NATALE
NEL CUORE
DI UN BAMBINO
Da
grande, forse da bambino, me ne andavo per i campi in cerca di
muschio per il mio novello presepe. Doveva essere qualcosa di
stupendo, qualcosa che doveva somigliare alla mia fantasia più
vermiglia, al mio nome declinato
e pronunciato con tutto l’amore possibile: doveva essere il mio
tentativo più vicino all’idea che avevo del mio
Bambino Gesù. Ed era così. Non c’era molto intorno,
c’erano le foglie che l’autunno aveva sparso ai quattro venti
e le soffici zollette di muschio raccolte a ponente dei piccoli
muri, pietra su pietra, costruiti per dividere la terra dei miseri
contadini d’allora. C’era un utto il sudore e la fatica
accovacciata tra l’impugnatura di una falce e la mezza luna.
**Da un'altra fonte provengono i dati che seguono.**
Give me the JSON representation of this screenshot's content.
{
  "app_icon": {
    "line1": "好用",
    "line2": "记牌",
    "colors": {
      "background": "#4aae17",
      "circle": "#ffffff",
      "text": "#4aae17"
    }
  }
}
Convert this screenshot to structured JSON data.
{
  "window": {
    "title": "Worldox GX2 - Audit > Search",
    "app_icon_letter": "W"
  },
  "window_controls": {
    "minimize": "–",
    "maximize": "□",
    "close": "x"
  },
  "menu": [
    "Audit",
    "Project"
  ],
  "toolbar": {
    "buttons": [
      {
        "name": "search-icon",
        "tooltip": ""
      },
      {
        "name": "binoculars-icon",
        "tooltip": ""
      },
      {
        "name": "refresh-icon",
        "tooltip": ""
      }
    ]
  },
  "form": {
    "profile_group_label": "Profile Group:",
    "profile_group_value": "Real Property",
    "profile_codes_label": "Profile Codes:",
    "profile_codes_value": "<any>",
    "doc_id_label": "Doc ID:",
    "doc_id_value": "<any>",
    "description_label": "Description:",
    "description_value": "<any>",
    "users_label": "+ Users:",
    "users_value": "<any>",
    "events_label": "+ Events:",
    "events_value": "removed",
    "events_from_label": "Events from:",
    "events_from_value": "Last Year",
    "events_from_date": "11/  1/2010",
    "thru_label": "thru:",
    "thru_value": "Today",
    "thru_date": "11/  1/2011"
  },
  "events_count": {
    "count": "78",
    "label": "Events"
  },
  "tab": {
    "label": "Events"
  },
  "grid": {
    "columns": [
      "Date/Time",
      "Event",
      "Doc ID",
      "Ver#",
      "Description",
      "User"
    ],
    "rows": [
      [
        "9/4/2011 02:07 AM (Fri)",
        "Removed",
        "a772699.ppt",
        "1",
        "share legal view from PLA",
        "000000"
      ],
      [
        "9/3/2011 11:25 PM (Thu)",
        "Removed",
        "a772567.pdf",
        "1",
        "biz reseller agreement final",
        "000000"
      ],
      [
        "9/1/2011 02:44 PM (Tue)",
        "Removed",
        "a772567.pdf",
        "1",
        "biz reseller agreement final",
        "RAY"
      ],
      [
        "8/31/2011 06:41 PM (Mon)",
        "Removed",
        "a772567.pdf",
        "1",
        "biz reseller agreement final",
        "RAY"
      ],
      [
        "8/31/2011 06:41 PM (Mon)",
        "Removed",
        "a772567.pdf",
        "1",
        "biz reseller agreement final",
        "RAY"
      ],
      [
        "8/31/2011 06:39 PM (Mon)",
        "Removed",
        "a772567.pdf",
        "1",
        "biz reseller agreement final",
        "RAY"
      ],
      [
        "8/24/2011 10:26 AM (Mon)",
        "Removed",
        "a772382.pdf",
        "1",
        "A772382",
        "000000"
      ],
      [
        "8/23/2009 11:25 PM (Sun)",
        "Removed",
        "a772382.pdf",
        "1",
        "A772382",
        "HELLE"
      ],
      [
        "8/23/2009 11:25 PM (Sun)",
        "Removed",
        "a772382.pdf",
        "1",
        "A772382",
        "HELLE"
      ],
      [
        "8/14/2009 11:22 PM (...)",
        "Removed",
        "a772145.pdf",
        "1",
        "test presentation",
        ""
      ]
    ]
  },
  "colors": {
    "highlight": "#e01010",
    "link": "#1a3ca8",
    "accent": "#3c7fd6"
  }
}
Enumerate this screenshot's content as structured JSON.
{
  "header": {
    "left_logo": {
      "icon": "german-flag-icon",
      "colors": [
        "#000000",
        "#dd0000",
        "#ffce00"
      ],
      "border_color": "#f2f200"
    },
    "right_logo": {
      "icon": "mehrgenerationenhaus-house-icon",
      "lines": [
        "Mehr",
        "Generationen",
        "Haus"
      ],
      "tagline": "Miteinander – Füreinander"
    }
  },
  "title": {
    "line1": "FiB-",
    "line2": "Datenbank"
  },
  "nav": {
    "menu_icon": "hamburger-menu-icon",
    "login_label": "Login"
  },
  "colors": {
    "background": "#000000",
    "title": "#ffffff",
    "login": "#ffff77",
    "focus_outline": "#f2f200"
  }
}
C’erano le zampine del mio gattino più curioso di me che si
aggirava come Attila tra la statuetta della pastorella e la
casetta del fornaio. C’era mia madre più in là nella stanza
che vegliava e consigliava, con la sua voce che sapeva di
preghiera e mille altre cose dette piano per non svegliare
quell’attesa che cominciava dal primo di dicembre. Per il mio
presepe ero capace di non dormire per delle notti intere; restavo
nel buio a studiarmi con gli occhi aperti quello che andava
sistemato, i particolari più deliziosi per rendere vero ed
accogliente quell’evento magico che veniva dal cielo e mi
procurava brividi d’emozione. Giorno dopo giorno cresceva la mia
creatura, prendeva forma, si arricchiva e quando tutto era pronto,
non vi erano dubbi: era Natale! L’odore era quello giusto, tra
il mandarino e l’incenso; il suono era quello giusto, tra un
organo di chiesa e l’arpa di un cuore da bambino.